Thursday, 10 September 2009

Tony - he's terrrrific!

In June 2007, Tony Blair’s excruciatingly long journey to resignation ended only to be shortly followed by the announcement that he would take on the role of Middle East Envoy on behalf of the Quartet (US, Russia, the UN and the EU).

The role, previously occupied by former World Bank president James Wolfensohn, is mainly concerned with matters to do with Palestinian governance, economics and security.

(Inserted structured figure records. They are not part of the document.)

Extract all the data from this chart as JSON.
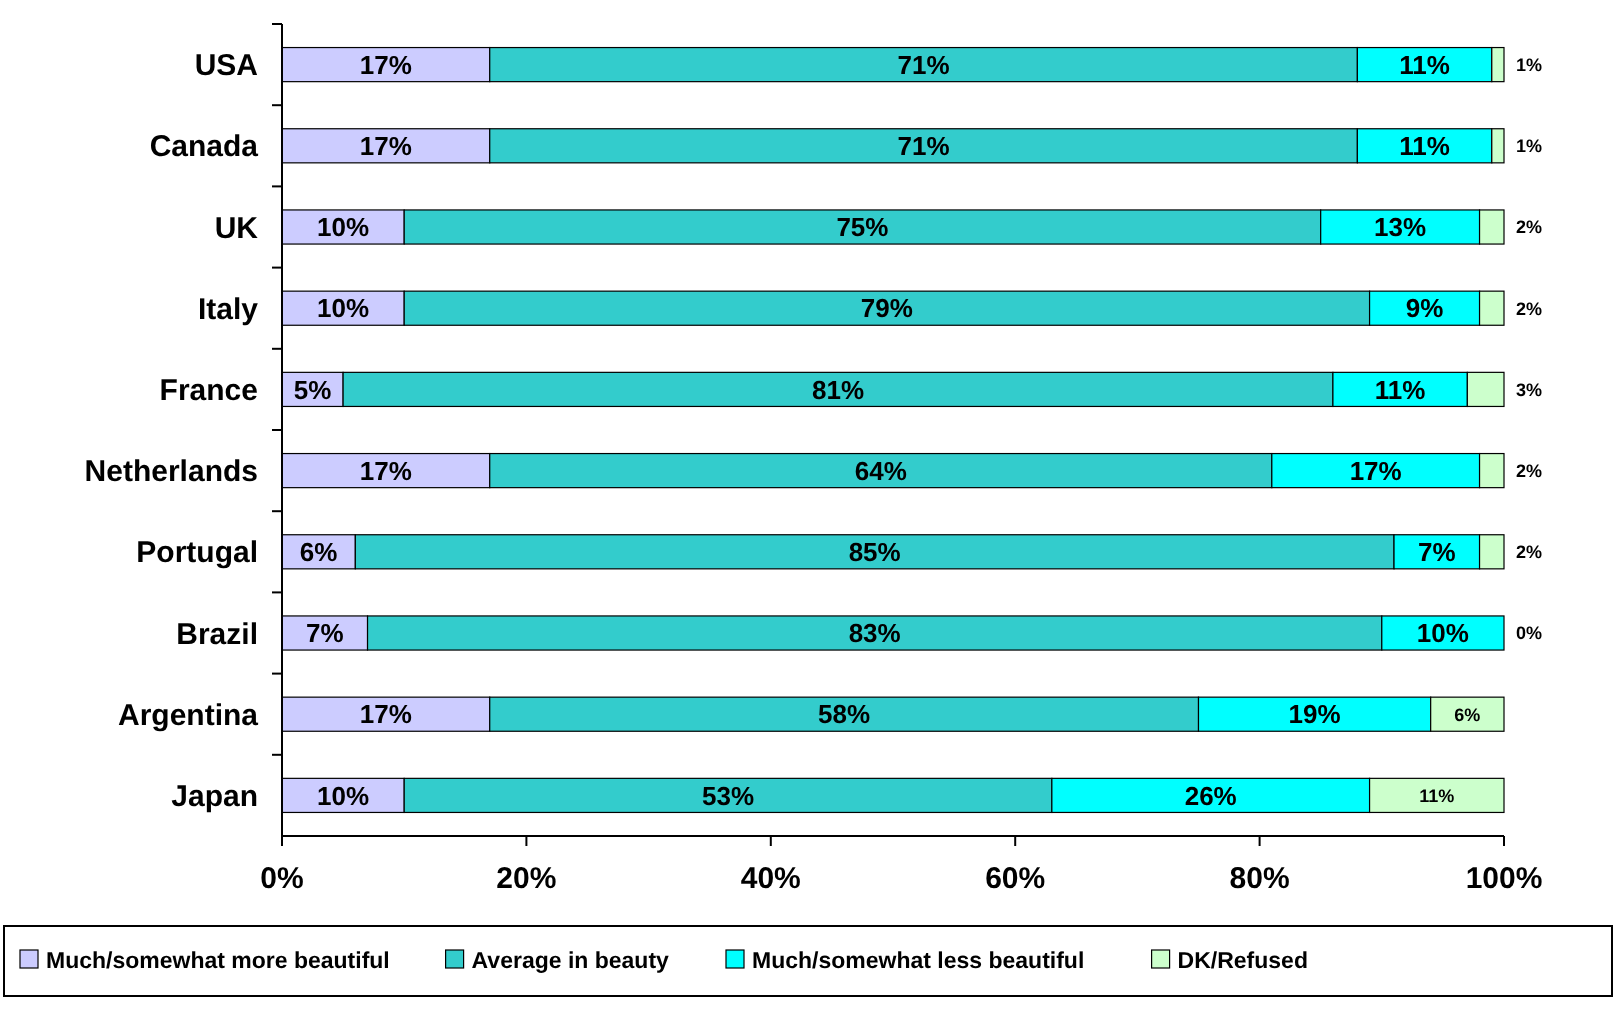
{
  "chart_data": {
    "type": "bar",
    "orientation": "horizontal",
    "stacked": true,
    "categories": [
      "USA",
      "Canada",
      "UK",
      "Italy",
      "France",
      "Netherlands",
      "Portugal",
      "Brazil",
      "Argentina",
      "Japan"
    ],
    "series": [
      {
        "name": "Much/somewhat more beautiful",
        "color": "#ccccff",
        "values": [
          17,
          17,
          10,
          10,
          5,
          17,
          6,
          7,
          17,
          10
        ],
        "value_labels": [
          "17%",
          "17%",
          "10%",
          "10%",
          "5%",
          "17%",
          "6%",
          "7%",
          "17%",
          "10%"
        ]
      },
      {
        "name": "Average in beauty",
        "color": "#33cccc",
        "values": [
          71,
          71,
          75,
          79,
          81,
          64,
          85,
          83,
          58,
          53
        ],
        "value_labels": [
          "71%",
          "71%",
          "75%",
          "79%",
          "81%",
          "64%",
          "85%",
          "83%",
          "58%",
          "53%"
        ]
      },
      {
        "name": "Much/somewhat less beautiful",
        "color": "#00ffff",
        "values": [
          11,
          11,
          13,
          9,
          11,
          17,
          7,
          10,
          19,
          26
        ],
        "value_labels": [
          "11%",
          "11%",
          "13%",
          "9%",
          "11%",
          "17%",
          "7%",
          "10%",
          "19%",
          "26%"
        ]
      },
      {
        "name": "DK/Refused",
        "color": "#ccffcc",
        "values": [
          1,
          1,
          2,
          2,
          3,
          2,
          2,
          0,
          6,
          11
        ],
        "value_labels": [
          "1%",
          "1%",
          "2%",
          "2%",
          "3%",
          "2%",
          "2%",
          "0%",
          "6%",
          "11%"
        ]
      }
    ],
    "xlim": [
      0,
      100
    ],
    "xticks": [
      {
        "value": 0,
        "label": "0%"
      },
      {
        "value": 20,
        "label": "20%"
      },
      {
        "value": 40,
        "label": "40%"
      },
      {
        "value": 60,
        "label": "60%"
      },
      {
        "value": 80,
        "label": "80%"
      },
      {
        "value": 100,
        "label": "100%"
      }
    ],
    "grid": false,
    "legend": "bottom"
  }
}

Wolfensohn resigned from the position in under a year citing frustration with a lack of progress.

During his final Prime Minister’s Questions, Blair told MPs: "The absolute priority is to try to give effect to what is now the consensus across the international community – that the only way of bringing stability and peace to the Middle East is a two-state solution."

Blair also claimed to have an “ambitious but achievable plan” to get the Middle East peace process back on track. Not to be a cynic, but in the ten years that Tony Blair was PM his foreign policy “plans” were somewhat less than inspiring and certainly nowhere close to achievable.

So what has Tony done in the past two years since being appointed Middle East Envoy? Well I’ll tell you what he certainly hasn’t done – he hasn’t made any official contact with Hamas who, despite the wishes of many, is still the democratically elected government of the Palestinians. He has yet to make any real progress in mediating between Palestinians and Israelis and he has, pathetically, only been to Gaza once during the past two years. He was also heavily criticized for being generally not there during Israel’s devastating attacks on Gaza in January 2009.

Actually, I'm being unfair. Tony does spend about one week per month in the Middle East. Living it up nicely in East Jerusalem he hobnobs with generals and journalists while eating olives and drinking Arabic coffee. And, the reason he has only made one very recent visit to Gaza was because of security concerns. It's not his fault, how could he have known Gaza was a dangerous place when he first took on the role?

One wonders why he would even take the job in the first place. It can't be the money because firstly he's doing it for free (despite claims by the Daily Mail that his role is actually costing the British taxpayer £400,000) and secondly Tony is actually doing very well post PM. His speaking engagements come with a price tag of £100,000, his real estate portfolio is prolific and his consultancy roles with JP Morgan and Zurich reportedly bag him six figure salaries each.

Could it be Tony just can’t let go of the limelight?

It's a mystery to me. What I do know is that Tony's done not such a terrific job over the past two years and the Israeli-Palestinian conflict remains a gaping, bleeding wound with little hope for the future.